Inverse Optimal Heuristic Control for Imitation Learning

Toward high-dimensional imitation learning:

Utilizing fast combinatorial planners for efficient stochastic imitation learning.

Nathan Ratliff, Brian Ziebart, Kevin Peterson, J. Andrew Bagnell, Martial Hebert, Siddhartha Srinivasa

From Star Wars Episode I: The Phantom Menace

Inverse optimal heuristic control (IOHC) addresses high-dimensional imitation learning problems by capitalizing on the idea that many of these problems can be modeled as a combination of low-dimensional long-term behaviors and high-dimensional local behaviors (Ratliff et al., 2009b link). Our experiments focus on two problems, pedestrian prediction and taxi cab navigation, that exhibit this form of decomposition. Accurate state representation for both of these problems requires dynamical variables such as momentum; the state dimensionality, therefore, increases beyond the more common two-dimensional position representation used in navigational planning.

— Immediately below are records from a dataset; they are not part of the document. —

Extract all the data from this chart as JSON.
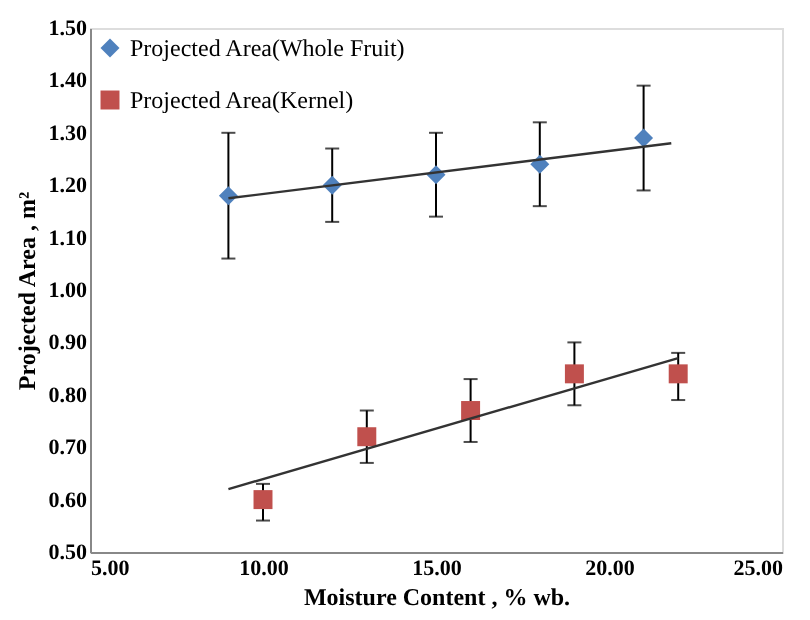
{
  "chart_data": {
    "type": "scatter",
    "xlabel": "Moisture Content , % wb.",
    "ylabel": "Projected Area , m²",
    "xlim": [
      5,
      25
    ],
    "xticks": [
      {
        "value": 5,
        "label": "5.00"
      },
      {
        "value": 10,
        "label": "10.00"
      },
      {
        "value": 15,
        "label": "15.00"
      },
      {
        "value": 20,
        "label": "20.00"
      },
      {
        "value": 25,
        "label": "25.00"
      }
    ],
    "ylim": [
      0.5,
      1.5
    ],
    "yticks": [
      {
        "value": 0.5,
        "label": "0.50"
      },
      {
        "value": 0.6,
        "label": "0.60"
      },
      {
        "value": 0.7,
        "label": "0.70"
      },
      {
        "value": 0.8,
        "label": "0.80"
      },
      {
        "value": 0.9,
        "label": "0.90"
      },
      {
        "value": 1.0,
        "label": "1.00"
      },
      {
        "value": 1.1,
        "label": "1.10"
      },
      {
        "value": 1.2,
        "label": "1.20"
      },
      {
        "value": 1.3,
        "label": "1.30"
      },
      {
        "value": 1.4,
        "label": "1.40"
      },
      {
        "value": 1.5,
        "label": "1.50"
      }
    ],
    "grid": false,
    "legend": "top left",
    "series": [
      {
        "name": "Projected Area(Whole Fruit)",
        "marker": "diamond",
        "color": "#4f81bd",
        "x": [
          9,
          12,
          15,
          18,
          21
        ],
        "values": [
          1.18,
          1.2,
          1.22,
          1.24,
          1.29
        ],
        "errors": [
          [
            1.06,
            1.3
          ],
          [
            1.13,
            1.27
          ],
          [
            1.14,
            1.3
          ],
          [
            1.16,
            1.32
          ],
          [
            1.19,
            1.39
          ]
        ]
      },
      {
        "name": "Projected Area(Kernel)",
        "marker": "square",
        "color": "#c0504d",
        "x": [
          10,
          13,
          16,
          19,
          22
        ],
        "values": [
          0.6,
          0.72,
          0.77,
          0.84,
          0.84
        ],
        "errors": [
          [
            0.56,
            0.63
          ],
          [
            0.67,
            0.77
          ],
          [
            0.71,
            0.83
          ],
          [
            0.78,
            0.9
          ],
          [
            0.79,
            0.88
          ]
        ]
      },
      {
        "type": "line",
        "line_style": "solid",
        "color": "#333333",
        "x": [
          9,
          21.8
        ],
        "values": [
          1.175,
          1.28
        ]
      },
      {
        "type": "line",
        "line_style": "solid",
        "color": "#333333",
        "x": [
          9,
          22
        ],
        "values": [
          0.62,
          0.87
        ]
      }
    ]
  }
}
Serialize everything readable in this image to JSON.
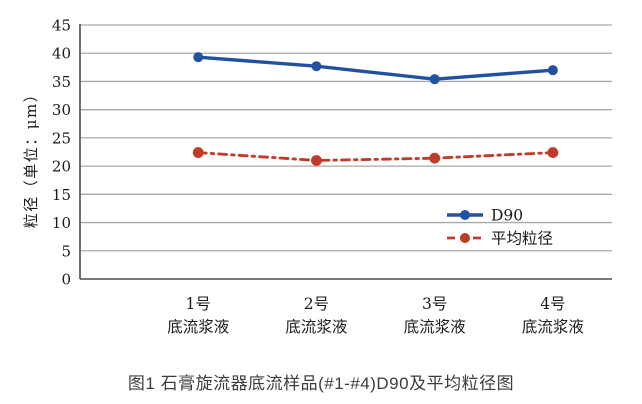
{
  "figure": {
    "caption": "图1 石膏旋流器底流样品(#1-#4)D90及平均粒径图"
  },
  "chart_data": {
    "type": "line",
    "title": "",
    "xlabel": "",
    "ylabel": "粒径（单位：μm）",
    "ylim": [
      0,
      45
    ],
    "ytick_step": 5,
    "yticks": [
      0,
      5,
      10,
      15,
      20,
      25,
      30,
      35,
      40,
      45
    ],
    "grid": true,
    "legend_position": "inside-right-middle",
    "categories": [
      "1号 底流浆液",
      "2号 底流浆液",
      "3号 底流浆液",
      "4号 底流浆液"
    ],
    "category_label_lines": [
      [
        "1号",
        "底流浆液"
      ],
      [
        "2号",
        "底流浆液"
      ],
      [
        "3号",
        "底流浆液"
      ],
      [
        "4号",
        "底流浆液"
      ]
    ],
    "series": [
      {
        "name": "D90",
        "values": [
          39.3,
          37.7,
          35.4,
          37.0
        ],
        "color": "#2351a2",
        "line_style": "solid",
        "marker": "circle"
      },
      {
        "name": "平均粒径",
        "values": [
          22.4,
          21.0,
          21.4,
          22.4
        ],
        "color": "#c23a28",
        "line_style": "dash-dot",
        "marker": "circle"
      }
    ]
  },
  "colors": {
    "background": "#ffffff",
    "gridline": "#a9a9a9",
    "axis": "#4d4d4d",
    "tick_text": "#1a1a1a",
    "caption_text": "#3c3c3c",
    "d90_blue": "#2351a2",
    "mean_red": "#c23a28"
  }
}
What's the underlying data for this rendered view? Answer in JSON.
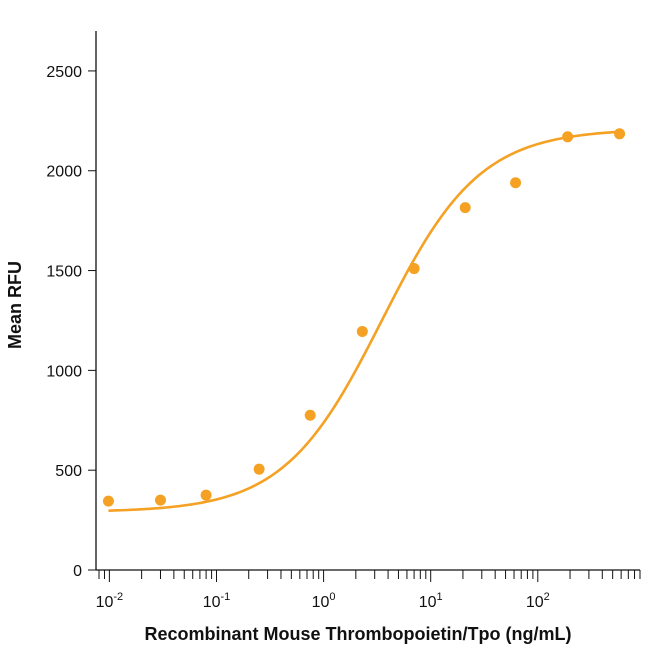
{
  "chart_data": {
    "type": "scatter",
    "title": "",
    "xlabel": "Recombinant Mouse Thrombopoietin/Tpo (ng/mL)",
    "ylabel": "Mean RFU",
    "x_scale": "log",
    "xlim": [
      0.0075,
      900
    ],
    "ylim": [
      0,
      2700
    ],
    "grid": false,
    "x_ticks": [
      {
        "value": 0.01,
        "base": "10",
        "exp": "-2"
      },
      {
        "value": 0.1,
        "base": "10",
        "exp": "-1"
      },
      {
        "value": 1,
        "base": "10",
        "exp": "0"
      },
      {
        "value": 10,
        "base": "10",
        "exp": "1"
      },
      {
        "value": 100,
        "base": "10",
        "exp": "2"
      }
    ],
    "y_ticks": [
      {
        "value": 0,
        "label": "0"
      },
      {
        "value": 500,
        "label": "500"
      },
      {
        "value": 1000,
        "label": "1000"
      },
      {
        "value": 1500,
        "label": "1500"
      },
      {
        "value": 2000,
        "label": "2000"
      },
      {
        "value": 2500,
        "label": "2500"
      }
    ],
    "series": [
      {
        "color": "#f4a124",
        "points": [
          {
            "x": 0.0098,
            "y": 345
          },
          {
            "x": 0.03,
            "y": 350
          },
          {
            "x": 0.08,
            "y": 375
          },
          {
            "x": 0.25,
            "y": 505
          },
          {
            "x": 0.75,
            "y": 775
          },
          {
            "x": 2.3,
            "y": 1195
          },
          {
            "x": 7,
            "y": 1510
          },
          {
            "x": 21,
            "y": 1815
          },
          {
            "x": 62,
            "y": 1940
          },
          {
            "x": 190,
            "y": 2170
          },
          {
            "x": 580,
            "y": 2185
          }
        ],
        "fit": {
          "bottom": 290,
          "top": 2210,
          "ec50": 3.5,
          "hill": 0.95
        }
      }
    ]
  }
}
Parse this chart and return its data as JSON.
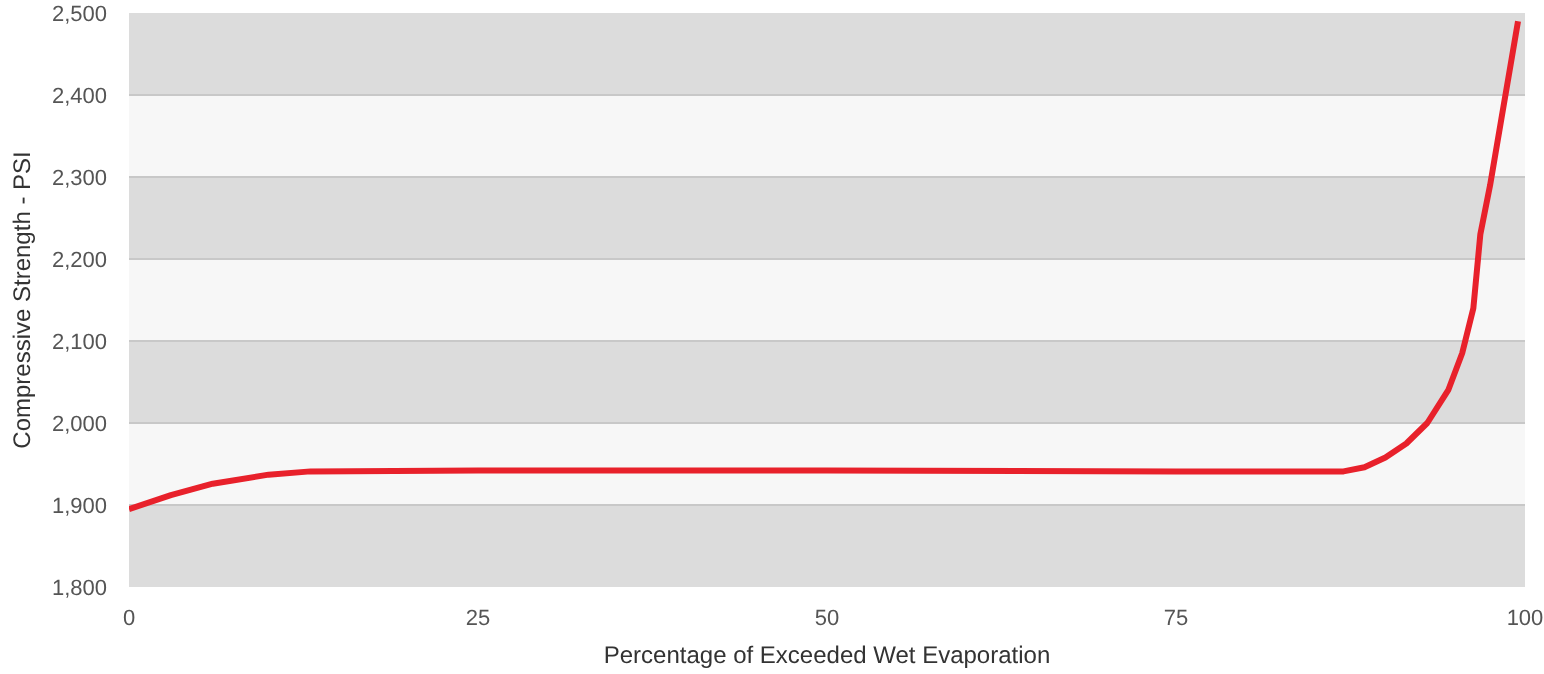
{
  "chart_data": {
    "type": "line",
    "xlabel": "Percentage of Exceeded Wet Evaporation",
    "ylabel": "Compressive Strength - PSI",
    "x": [
      0,
      3,
      6,
      10,
      13,
      25,
      50,
      75,
      87,
      88.5,
      90,
      91.5,
      93,
      94.5,
      95.5,
      96.3,
      96.8,
      97.5,
      98.3,
      99,
      99.5
    ],
    "series": [
      {
        "color": "#e8212b",
        "values": [
          1895,
          1912,
          1926,
          1937,
          1941,
          1942,
          1942,
          1941,
          1941,
          1946,
          1958,
          1975,
          2000,
          2040,
          2085,
          2140,
          2230,
          2290,
          2370,
          2440,
          2490
        ]
      }
    ],
    "xlim": [
      0,
      100
    ],
    "xticks": [
      0,
      25,
      50,
      75,
      100
    ],
    "ylim": [
      1800,
      2500
    ],
    "yticks": [
      {
        "value": 1800,
        "label": "1,800"
      },
      {
        "value": 1900,
        "label": "1,900"
      },
      {
        "value": 2000,
        "label": "2,000"
      },
      {
        "value": 2100,
        "label": "2,100"
      },
      {
        "value": 2200,
        "label": "2,200"
      },
      {
        "value": 2300,
        "label": "2,300"
      },
      {
        "value": 2400,
        "label": "2,400"
      },
      {
        "value": 2500,
        "label": "2,500"
      }
    ],
    "grid": "y"
  }
}
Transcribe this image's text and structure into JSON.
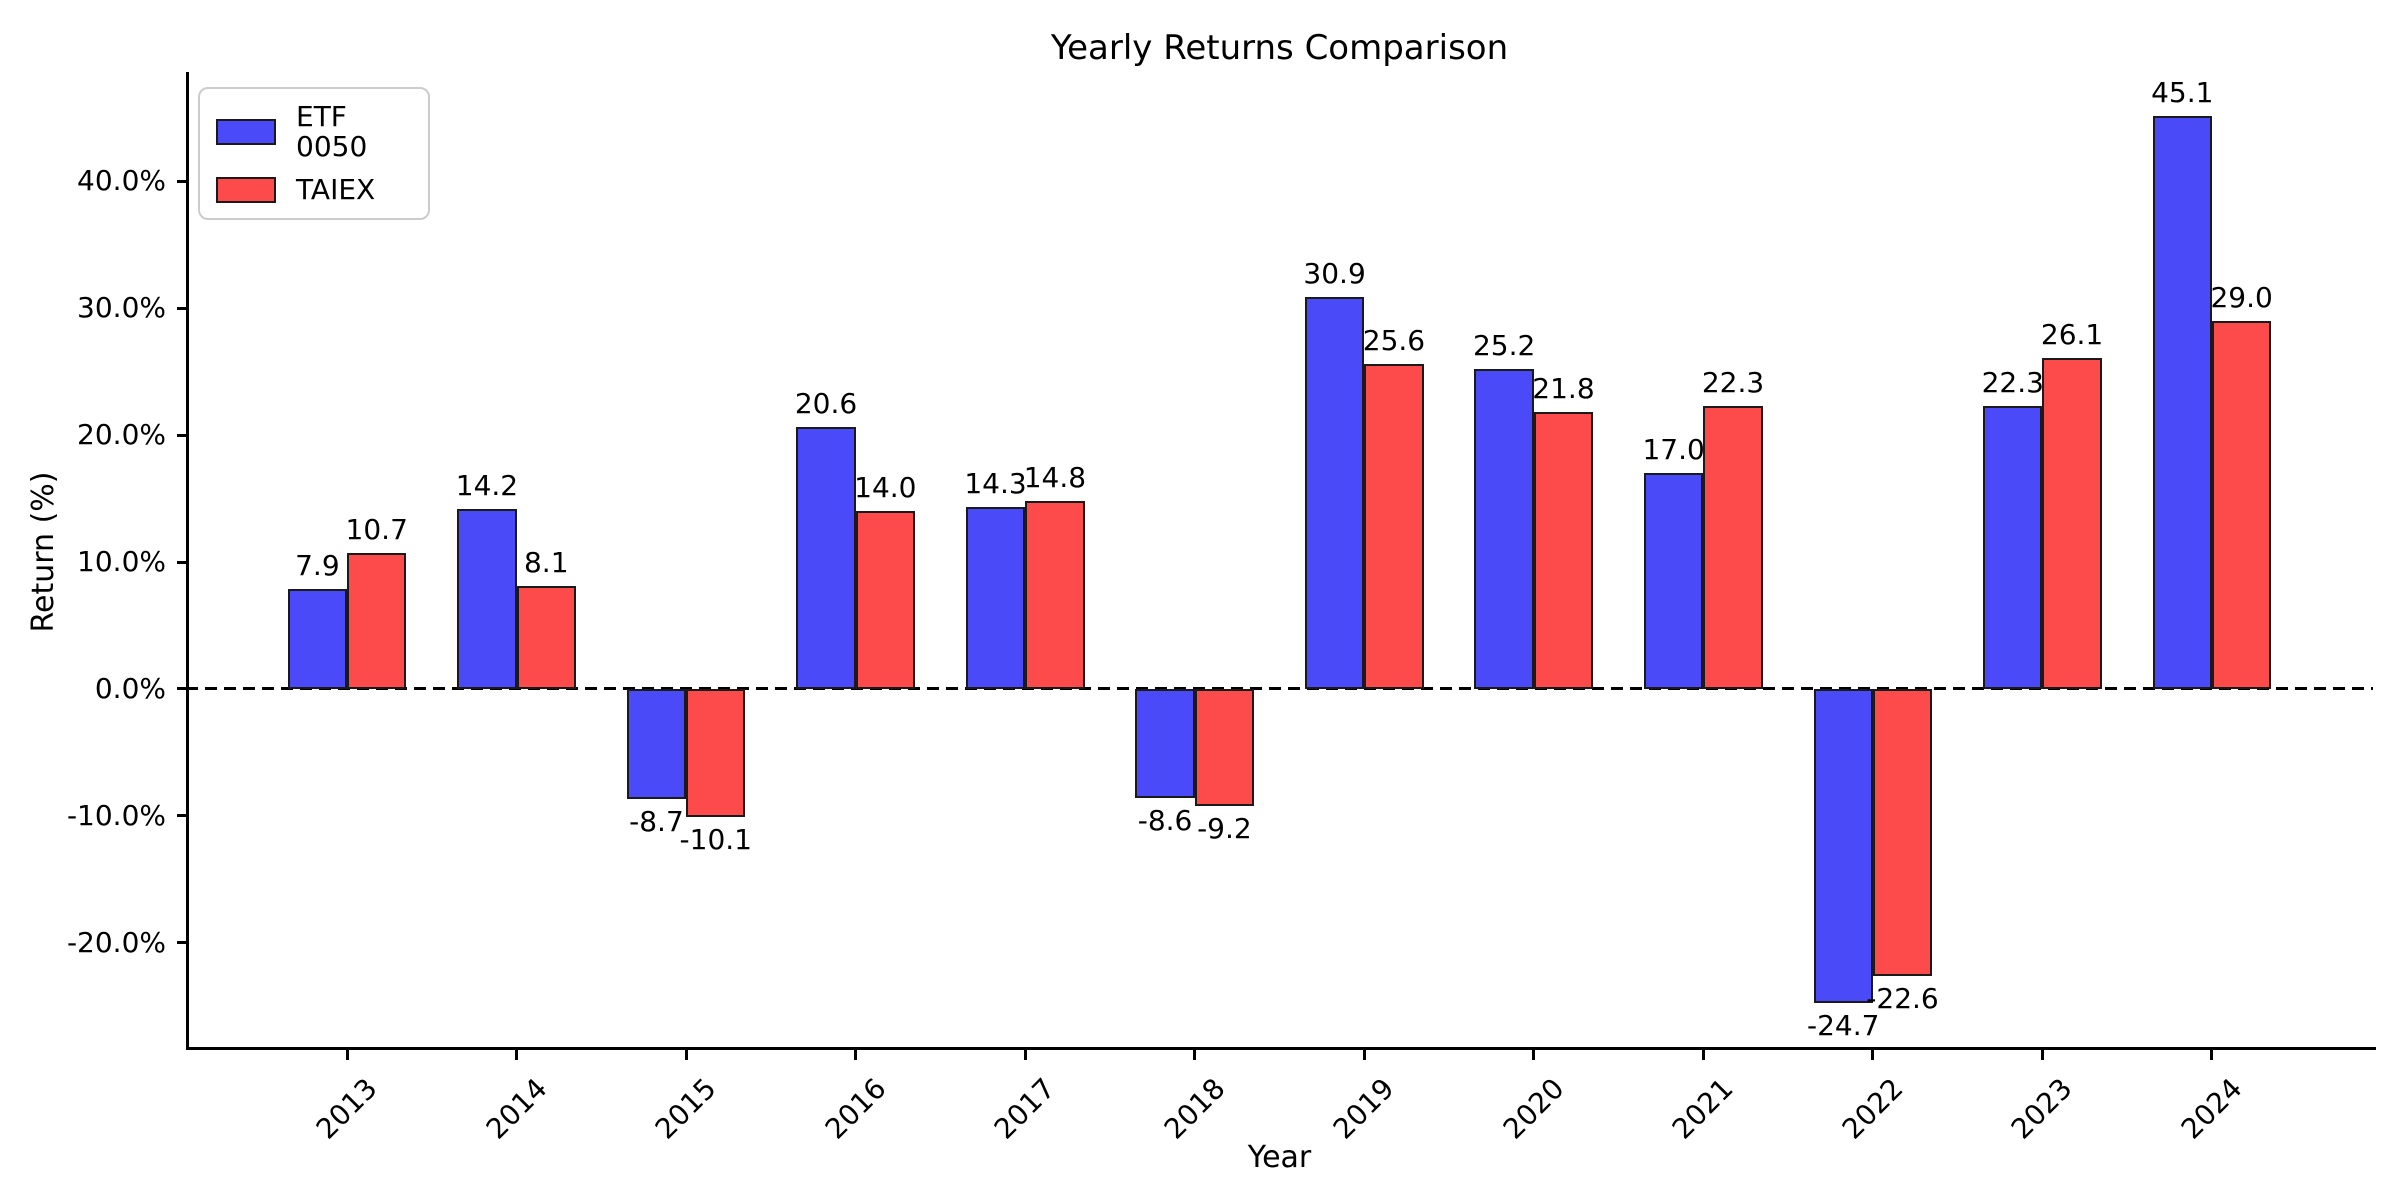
{
  "chart_data": {
    "type": "bar",
    "title": "Yearly Returns Comparison",
    "xlabel": "Year",
    "ylabel": "Return (%)",
    "categories": [
      "2013",
      "2014",
      "2015",
      "2016",
      "2017",
      "2018",
      "2019",
      "2020",
      "2021",
      "2022",
      "2023",
      "2024"
    ],
    "series": [
      {
        "name": "ETF 0050",
        "color": "#4A4AF8",
        "values": [
          7.9,
          14.2,
          -8.7,
          20.6,
          14.3,
          -8.6,
          30.9,
          25.2,
          17.0,
          -24.7,
          22.3,
          45.1
        ]
      },
      {
        "name": "TAIEX",
        "color": "#FD4B4C",
        "values": [
          10.7,
          8.1,
          -10.1,
          14.0,
          14.8,
          -9.2,
          25.6,
          21.8,
          22.3,
          -22.6,
          26.1,
          29.0
        ]
      }
    ],
    "bar_edge_color": "#1a1a1a",
    "yticks": [
      "40.0%",
      "30.0%",
      "20.0%",
      "10.0%",
      "0.0%",
      "-10.0%",
      "-20.0%"
    ],
    "ylim": [
      -28.2,
      48.6
    ],
    "zero_line": "dashed",
    "legend_position": "upper left",
    "grid": false,
    "value_label_decimals": 1
  }
}
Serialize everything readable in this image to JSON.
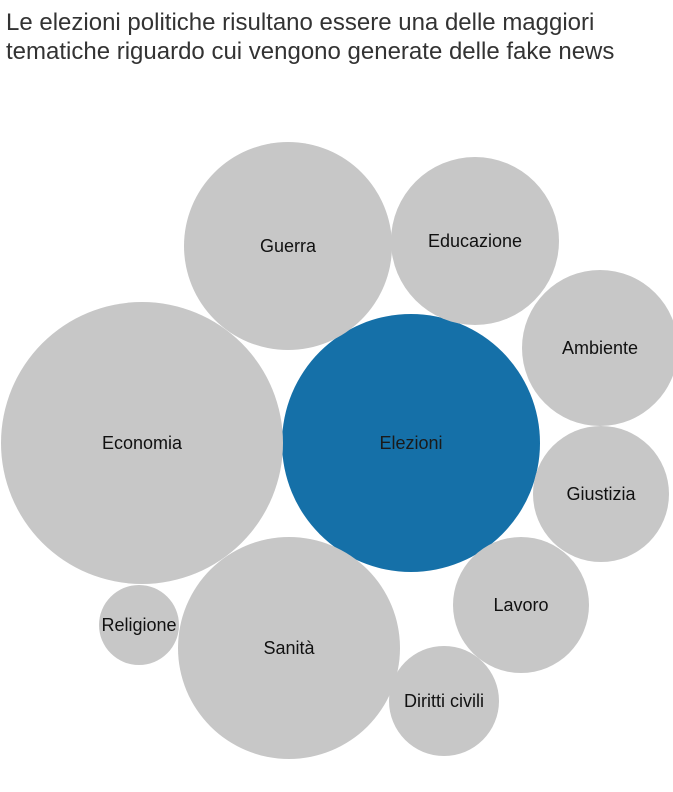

For both problems, we model the probability of taking an action as inversely proportional to the sum of the cost of the proposed direction change and the cost-to-go of a two-dimensional navigational planner planning from the state that results from taking the proposed action. This work demonstrates some of the first results in using planners to predict pedestrian motion and surpasses the previously published state-of-the-art results in taxi cab prediction as presented in (Ziebart et al., 2008 link). Although the resulting optimization is nonconvex, we additionally introduce a number of convex approximations to the objective function and prove theorems which argue that these nonconvexities are generally insignificant.